Poşetleri aldığım sırada bakışlarının üstümde olduğunu fark ettim. Tanımış olamazdı değil mi? Tabi ki tanıdı aptal... Bilinçaltımın sesiyle yanaklarım daha da ısınmaya başladı. Kirpiklerimin altından baktığımda boynuma baktığını yine boynuma bakıyordu. Boynuma bu kadar odaklanmasına ilk dakikada anlam veremedim. Yaram... derin bir çizikti ama bu kadar dikkat çekeceğini fark etmemiştim. Bakışları çok garipti, ifadesizliği tedirgin ediyordu. Boynuma odaklandığı sırada yutkundu. Adem elması, dalgada salınan kayık gibi hareketlenmişti.

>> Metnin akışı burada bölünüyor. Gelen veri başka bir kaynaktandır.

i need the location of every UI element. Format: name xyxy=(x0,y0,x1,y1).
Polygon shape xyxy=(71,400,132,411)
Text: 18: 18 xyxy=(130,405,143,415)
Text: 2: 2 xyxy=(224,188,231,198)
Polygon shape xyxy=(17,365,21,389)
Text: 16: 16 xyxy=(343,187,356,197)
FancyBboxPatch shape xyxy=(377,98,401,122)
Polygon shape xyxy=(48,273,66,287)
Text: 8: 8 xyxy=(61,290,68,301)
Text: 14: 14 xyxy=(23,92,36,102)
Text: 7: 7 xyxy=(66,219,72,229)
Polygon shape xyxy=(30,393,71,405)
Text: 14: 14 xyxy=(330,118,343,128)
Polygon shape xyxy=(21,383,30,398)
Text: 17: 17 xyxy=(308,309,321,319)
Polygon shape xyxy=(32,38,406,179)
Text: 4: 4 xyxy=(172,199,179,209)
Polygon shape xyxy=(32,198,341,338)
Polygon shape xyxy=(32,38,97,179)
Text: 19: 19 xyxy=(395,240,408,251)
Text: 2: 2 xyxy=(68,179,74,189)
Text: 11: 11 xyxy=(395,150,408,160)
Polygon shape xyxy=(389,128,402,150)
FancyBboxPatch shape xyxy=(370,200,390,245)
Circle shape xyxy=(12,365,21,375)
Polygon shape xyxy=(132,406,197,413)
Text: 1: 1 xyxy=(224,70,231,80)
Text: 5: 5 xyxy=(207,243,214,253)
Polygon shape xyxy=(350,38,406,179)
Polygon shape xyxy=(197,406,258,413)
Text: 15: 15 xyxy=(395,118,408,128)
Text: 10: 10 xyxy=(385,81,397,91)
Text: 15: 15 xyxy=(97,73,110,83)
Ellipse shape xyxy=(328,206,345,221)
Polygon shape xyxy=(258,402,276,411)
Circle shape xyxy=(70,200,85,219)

Bakışlarını bir anda irislerime sabitledi. Dudağının kenarını hafifçe dişledi. Ahh lanet olsun!

Poşetleri iki elimle kavradım.

''Merhaba, tekrar karşılaşmak ne hoş?'' bu ne demekti şimdi? Dalga mı geçiyordu. İfadesiz bakışlarından kestirmek mümkün değildi. Zorla olsa da gülümsedim.

''Merhaba, evet garip bir tesadüf.'' Hadi ama neden tanımamazlıktan gelmemişti sanki? Suratımın kırmızının her tonunu denediğine emindim.

''Erez SANCAR.'' Elini uzattığında tokalaşmak için sağ elimdeki poşetleri yere bıraktım. Avuç içine yerleşen parmaklarımın temas etmesiyle ürperdim. Teni... o kadar yakıcıydı ki. Benim buz gibi tenime karşın fazla sıcaktı.

Derin bir nefes alarak utancımı biraz olsun azaltmaya çalıştım.

''Gece, Gece TANYEL.'' kekelediğim için kendime içimden saydırmayı ihmal etmedim. Elimi çektiğimde yerdeki poşetlerimi almak için gözlerimi kaçırdım. Aldığım kitaba odaklanmıştı. Bakışları beni bulduğunda dudağının kenarı belli belirsiz kıvrıldı.

''Güzel seçimler. Kitaplardan anladığın çok belli .''

Seni ilgilendirmez!

'' Şey evet, ilgimi çektiler.''

''Kitap seçmekte kararsızım. Bana tavsiye edebileceğin kitaplar vardır umarım?''

Ben gitmeyi planlıyordum ama!

''Pekala ilerdeki raflardan seçebiliriz. Ama çok vaktim yok.'' Daha kıyafet bile almamıştım ve bir saate evde olmam gerekiyordu. Sessizce nefesimi dışrı üfledim. Bir bu kaçık eksikti.

''Peki. Önden buyur Tanyel.'' Ahh ne yapıyordum ben. Yüzüme gelen saçlarımı kulağımın arkasına sıkıştırdım ve geriye attım. Kitaplığın önünde durdum ve ona döndüm. Bakışları yine boynumdaydı. Parmaklarım istemsizce yaramı kapatmaya çalıştı. Saçlarımı düzeltir gibi karıştırarak boynumun üzerine örttüm. O da bakışlarını kitaplara odakladı.